Fã de Michelangelo, criador da taça da Copa do Mundo não gostava de futebol
A origem da GDE Bertoni remonta ao ano de 1907. Foi na Corso Garibaldi, rua então conhecida por ser reduto de artesãos em Milão, na Lombardia. Ali, Emilio Bertoni começou fazendo pratos decorativos e outros trabalhos com metal. “Era um ateliê pequeno, totalmente artesanal”, contou a atual proprietária, Valentina Losa, bisneta do…

A origem da GDE Bertoni remonta ao ano de 1907. Foi na Corso Garibaldi, rua então conhecida por ser reduto de artesãos em Milão, na Lombardia. Ali, Emilio Bertoni começou fazendo pratos decorativos e outros trabalhos com metal. “Era um ateliê pequeno, totalmente artesanal”, contou a atual proprietária, Valentina Losa, bisneta do fundador.
A sede da empresa mudou de Milão para Novate Milanese nos anos 1940. No endereço atual, em Paderno Dugnano, funciona desde 1995.
O crescimento da Bertoni viria com o mundo esportivo. Em 1960, a empresa, então já comandada por Eugenio Losa, genro do fundador, fechou um contrato para fornecer as medalhas dos Jogos Olímpicos de Roma.

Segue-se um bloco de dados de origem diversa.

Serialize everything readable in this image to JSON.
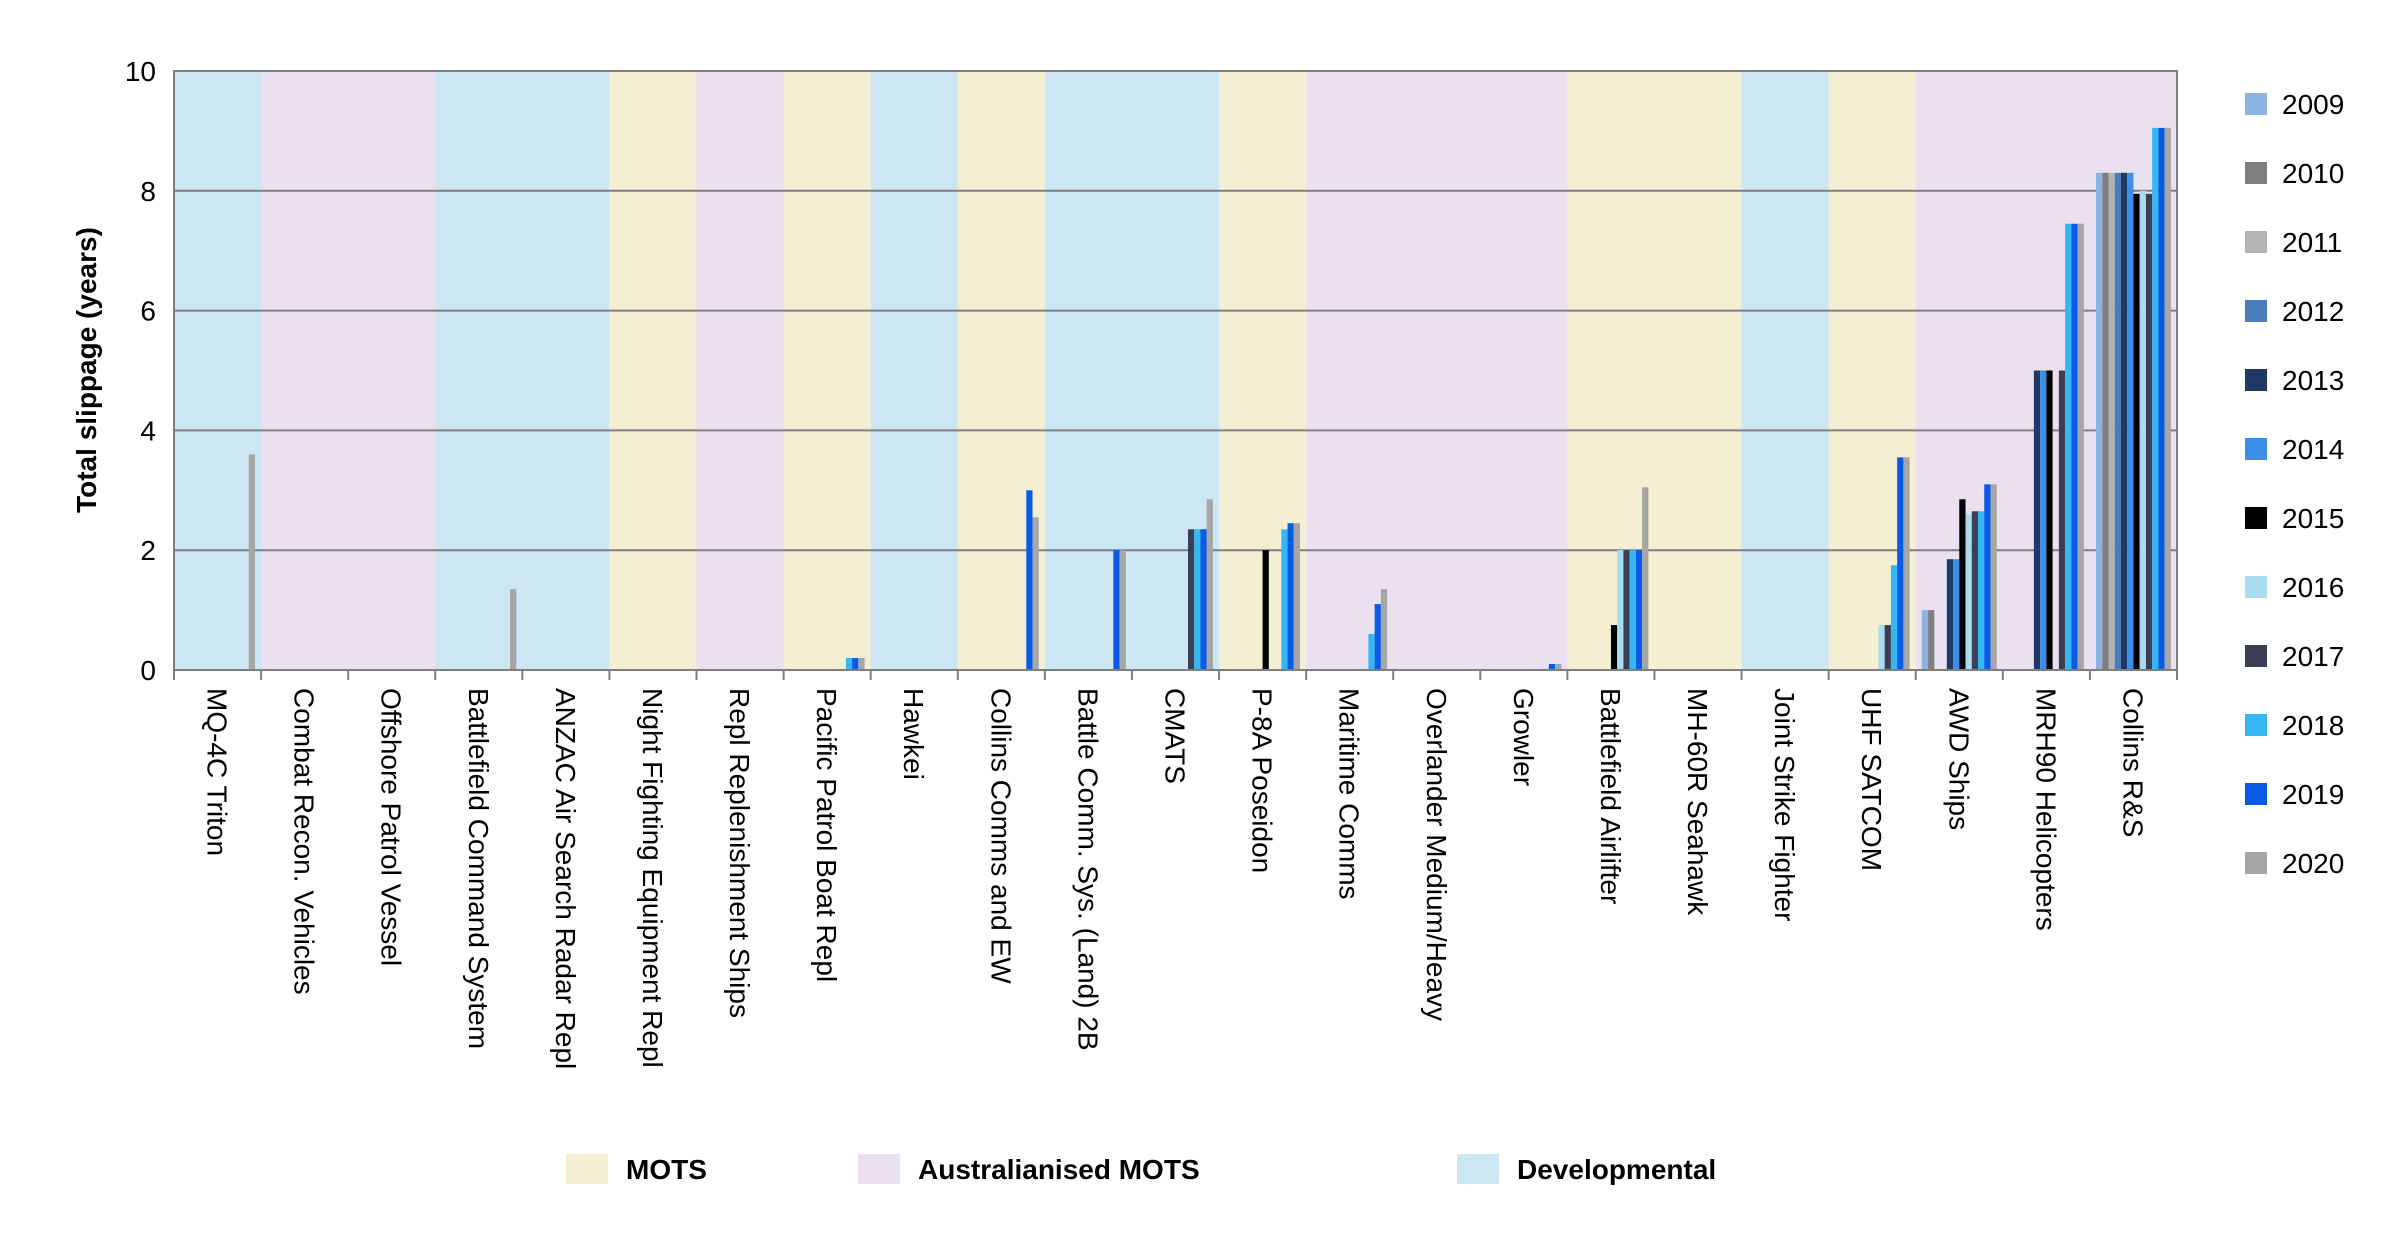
{
  "chart_data": {
    "type": "bar",
    "title": "",
    "xlabel": "",
    "ylabel": "Total slippage (years)",
    "ylim": [
      0,
      10
    ],
    "yticks": [
      "0",
      "2",
      "4",
      "6",
      "8",
      "10"
    ],
    "grid": true,
    "legend_position": "right",
    "categories": [
      "MQ-4C Triton",
      "Combat Recon. Vehicles",
      "Offshore Patrol Vessel",
      "Battlefield Command System",
      "ANZAC Air Search Radar Repl",
      "Night Fighting Equipment Repl",
      "Repl Replenishment Ships",
      "Pacific Patrol Boat Repl",
      "Hawkei",
      "Collins Comms and EW",
      "Battle Comm. Sys. (Land) 2B",
      "CMATS",
      "P-8A Poseidon",
      "Maritime Comms",
      "Overlander Medium/Heavy",
      "Growler",
      "Battlefield Airlifter",
      "MH-60R Seahawk",
      "Joint Strike Fighter",
      "UHF SATCOM",
      "AWD Ships",
      "MRH90 Helicopters",
      "Collins R&S"
    ],
    "category_types": [
      "Developmental",
      "Australianised MOTS",
      "Australianised MOTS",
      "Developmental",
      "Developmental",
      "MOTS",
      "Australianised MOTS",
      "MOTS",
      "Developmental",
      "MOTS",
      "Developmental",
      "Developmental",
      "MOTS",
      "Australianised MOTS",
      "Australianised MOTS",
      "Australianised MOTS",
      "MOTS",
      "MOTS",
      "Developmental",
      "MOTS",
      "Australianised MOTS",
      "Australianised MOTS",
      "Australianised MOTS"
    ],
    "type_colors": {
      "MOTS": "#f4efd3",
      "Australianised MOTS": "#ebe0ef",
      "Developmental": "#cde6f3"
    },
    "band_legend": [
      "MOTS",
      "Australianised MOTS",
      "Developmental"
    ],
    "series": [
      {
        "name": "2009",
        "color": "#8db3e2",
        "values": [
          null,
          null,
          null,
          null,
          null,
          null,
          null,
          null,
          null,
          null,
          null,
          null,
          null,
          null,
          null,
          null,
          null,
          null,
          null,
          null,
          1.0,
          null,
          8.3
        ]
      },
      {
        "name": "2010",
        "color": "#7f7f7f",
        "values": [
          null,
          null,
          null,
          null,
          null,
          null,
          null,
          null,
          null,
          null,
          null,
          null,
          null,
          null,
          null,
          null,
          null,
          null,
          null,
          null,
          1.0,
          null,
          8.3
        ]
      },
      {
        "name": "2011",
        "color": "#b3b3b3",
        "values": [
          null,
          null,
          null,
          null,
          null,
          null,
          null,
          null,
          null,
          null,
          null,
          null,
          null,
          null,
          null,
          null,
          null,
          null,
          null,
          null,
          null,
          null,
          8.3
        ]
      },
      {
        "name": "2012",
        "color": "#4a7ebb",
        "values": [
          null,
          null,
          null,
          null,
          null,
          null,
          null,
          null,
          null,
          null,
          null,
          null,
          null,
          null,
          null,
          null,
          null,
          null,
          null,
          null,
          null,
          null,
          8.3
        ]
      },
      {
        "name": "2013",
        "color": "#1f3864",
        "values": [
          null,
          null,
          null,
          null,
          null,
          null,
          null,
          null,
          null,
          null,
          null,
          null,
          null,
          null,
          null,
          null,
          null,
          null,
          null,
          null,
          1.85,
          5.0,
          8.3
        ]
      },
      {
        "name": "2014",
        "color": "#3c8fe8",
        "values": [
          null,
          null,
          null,
          null,
          null,
          null,
          null,
          null,
          null,
          null,
          null,
          null,
          null,
          null,
          null,
          null,
          null,
          null,
          null,
          null,
          1.85,
          5.0,
          8.3
        ]
      },
      {
        "name": "2015",
        "color": "#000000",
        "values": [
          null,
          null,
          null,
          null,
          null,
          null,
          null,
          null,
          null,
          null,
          null,
          null,
          2.0,
          null,
          null,
          null,
          0.75,
          null,
          null,
          null,
          2.85,
          5.0,
          7.95
        ]
      },
      {
        "name": "2016",
        "color": "#a9dcef",
        "values": [
          null,
          null,
          null,
          null,
          null,
          null,
          null,
          null,
          null,
          null,
          null,
          null,
          null,
          null,
          null,
          null,
          2.0,
          null,
          null,
          0.75,
          2.6,
          null,
          8.0
        ]
      },
      {
        "name": "2017",
        "color": "#3a3f55",
        "values": [
          null,
          null,
          null,
          null,
          null,
          null,
          null,
          null,
          null,
          null,
          null,
          2.35,
          null,
          null,
          null,
          null,
          2.0,
          null,
          null,
          0.75,
          2.65,
          5.0,
          7.95
        ]
      },
      {
        "name": "2018",
        "color": "#37b6f4",
        "values": [
          null,
          null,
          null,
          null,
          null,
          null,
          null,
          0.2,
          null,
          null,
          null,
          2.35,
          2.35,
          0.6,
          null,
          null,
          2.0,
          null,
          null,
          1.75,
          2.65,
          7.45,
          9.05
        ]
      },
      {
        "name": "2019",
        "color": "#0a5ae8",
        "values": [
          null,
          null,
          null,
          null,
          null,
          null,
          null,
          0.2,
          null,
          3.0,
          2.0,
          2.35,
          2.45,
          1.1,
          null,
          0.1,
          2.0,
          null,
          null,
          3.55,
          3.1,
          7.45,
          9.05
        ]
      },
      {
        "name": "2020",
        "color": "#a6a6a6",
        "values": [
          3.6,
          null,
          null,
          1.35,
          null,
          null,
          null,
          0.2,
          null,
          2.55,
          2.0,
          2.85,
          2.45,
          1.35,
          null,
          0.1,
          3.05,
          null,
          null,
          3.55,
          3.1,
          7.45,
          9.05
        ]
      }
    ]
  }
}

Dez anos mais tarde, com a Copa do Mundo de 1970, a derrota da Itália para a seleção brasileira, quem diria, representaria uma vitória da empresa italiana.
Isso porque, de acordo com as regras da Fifa, o troféu Jules Rimet ficaria em definitivo com o país que primeiro vencesse três vezes o Mundial, feito este conquistado por Pelé, Tostão, Rivellino e companhia. Assim, a organização futebolística se viu obrigada a escolher outra taça. “Houve um concurso, do qual participaram 53 empresas. Meu pai, Giorgio Losa, levou pessoalmente até a sede da Fifa, na Suíça, o protótipo do troféu, em gesso”, narrou Valentina Losa.
O desenho, criado pelo ourives Silvio Gazzaniga, que era funcionário da empresa, desbancou os concorrentes. A partir de então, a GDE Bertoni se tornou referência no mundo esportivo.
Em entrevista publicada pelo jornal espanhol El País pouco antes de sua morte, Silvio Gazzaniga explicou que seu desenho buscou “representar plasticamente o esforço dos atletas, com harmonia, sobriedade e paz”. “Me inspirei em duas imagens: a esportiva e a do mundo”, contou ele, na época. “Michelangelo dizia que fazer o seu Davi foi fácil porque ele já o tinha visto no mármore e só precisou aparar as sobras. Eu, que certamente não sou tão talentoso como ele, segui o processo criativo”.
Curioso é que Silvio Gazzaniga, mesmo tendo sido o artista por trás da maior premiação do futebol mundial, não gostava do esporte, tampouco tinha time de predileção. O ourives também é autor do troféu da antiga Copa Uefa e dos Mundiais de vôlei e de beisebol, entre outros.
Giorgio Losa morreu em 2010, aos 60 anos. Valentina Losa, formada em publicidade e que até então trabalhava em uma empresa de comunicação, se viu na necessidade de assumir o negócio da família. Ela tinha 30 anos. “Não sabia nada. Tive a sorte de ter uma equipe de funcionários de extrema confiança. Nos primeiros três anos, aprendia uma coisa nova todos os dias”, disse.
Silvio Gazzaniga ainda atuava como diretor artístico da companhia. “Até 2011, ele ainda desenhava projetos, embora já trabalhasse em casa, por causa da idade avançada”, recordou-se Valentina Losa. Ele costumava dizer que, a cada vez que a taça retornava para as manutenções, era como ver um filho voltando para casa – e ele a recebia com um abraço. O artista morreu em 2016, aos 95 anos. Sua assinatura permanece no troféu que o consagrou.